We performed usability testing and heuristic evaluation on the current state of the Lystr app to identify any strengths and weaknesses. We built our app redesign in Axure RP and put it through usability testing with users. Click here to view a video walkthrough of the final prototype.
In our final presentation to our client, we presented a comparison of the current Lystr app to our re-designed version to communicate the changes we made and why. The following is a summary of the major features that we changed or added based on user research and testing:
We re-designed the 'My Lists' page in the current Lystr app to provide access to all grocery lists and indication of lists that have unchecked items.
We re-designed the 'Shopping List' page to allow users to change item quantities and add previously checked off items back to their current shopping lists.

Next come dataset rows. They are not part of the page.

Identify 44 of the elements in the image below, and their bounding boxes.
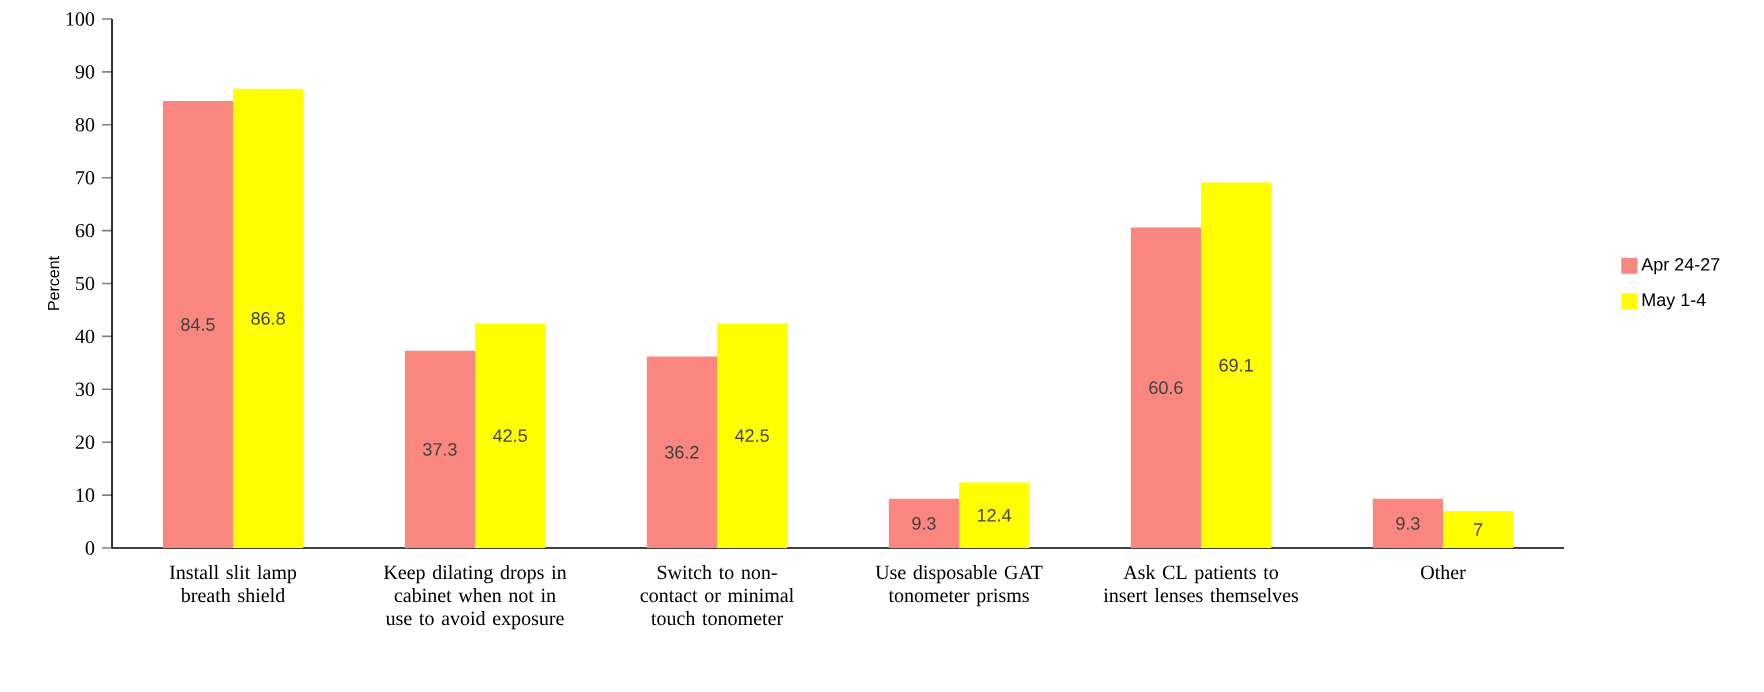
bar: [888, 498, 960, 548]
data-label: 9.3: [1396, 517, 1420, 530]
y-tick-label: 40: [75, 329, 95, 344]
data-label: 60.6: [1149, 381, 1183, 395]
y-tick-label: 70: [76, 170, 95, 185]
x-tick-label: Ask CL patients to insert lenses themselves: [1103, 565, 1299, 603]
x-tick-label: Use disposable GAT tonometer prisms: [875, 565, 1043, 607]
data-label: 12.4: [977, 508, 1012, 522]
data-label: 42.5: [492, 429, 527, 442]
bar: [1201, 182, 1272, 548]
y-tick-label: 60: [75, 223, 95, 238]
data-label: 9.3: [912, 517, 936, 530]
bar: [1130, 227, 1202, 548]
data-label: 42.5: [734, 429, 769, 442]
y-tick-label: 10: [76, 488, 95, 502]
legend-label: Apr 24-27: [1641, 258, 1720, 275]
data-label: 84.5: [181, 318, 215, 331]
legend-label: May 1-4: [1642, 293, 1706, 310]
x-tick-label: Other: [1421, 565, 1466, 580]
bar: [233, 88, 304, 548]
y-tick-label: 30: [75, 382, 95, 397]
bar: [717, 323, 788, 548]
y-tick-label: 50: [76, 276, 95, 291]
y-tick-label: 80: [75, 118, 95, 132]
bar: [162, 100, 234, 548]
y-tick-label: 100: [66, 12, 95, 26]
bar: [646, 356, 718, 548]
bar: [959, 482, 1030, 548]
bar: [475, 323, 546, 548]
y-tick-label: 20: [75, 435, 95, 449]
x-tick-label: Switch to non-contact or minimal touch tonometer: [640, 565, 794, 626]
data-label: 36.2: [665, 445, 699, 459]
data-label: 37.3: [423, 442, 457, 456]
data-label: 86.8: [251, 312, 285, 325]
y-tick-label: 0: [85, 541, 95, 555]
bar: [1443, 510, 1514, 548]
data-label: 7: [1474, 523, 1483, 536]
data-label: 69.1: [1219, 358, 1253, 372]
x-tick-label: Keep dilating drops in cabinet when not in use to avoid exposure: [383, 565, 567, 630]
y-tick-label: 90: [75, 65, 95, 79]
x-tick-label: Install slit lamp breath shield: [169, 565, 297, 603]
bar: [404, 350, 476, 548]
bar: [1372, 498, 1444, 548]
y-axis-title: Percent: [48, 256, 60, 310]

We added a new 'Add Items' action button in the bottom navigation bar to give users the ability to create quick lists with line by line entry similar to iPhone notes.
We replaced the ‘My Favorites’ page with a ‘List Starters’ page to allow users to save favorite groupings rather than a master list of individual items.
We provided our client with a roadmap for future releases of the Lystr app. Our recommendations stemmed from the test results of our diverse concepts for Lystr.
Our client was happy that we provided them with an MVP product that they could take to market in the short term and an actionable roadmap for future releases of the product.
This project presented the unique opportunity to develop a companion app to an IoT device. Working on Lystr taught me to examine existing user behaviors to understand how IoT products can blend into user lifestyles. I learned how to complement the functionality and use of an IoT device with a digital interface.
We faced the challenge of developing a competitive product to suit the diverse behaviors and needs of grocery shoppers. I learned that broad problem statements can be useful in encouraging diverse ideas and unique solutions. I also learned how to scale innovative concepts to meet business constraints and client expectations.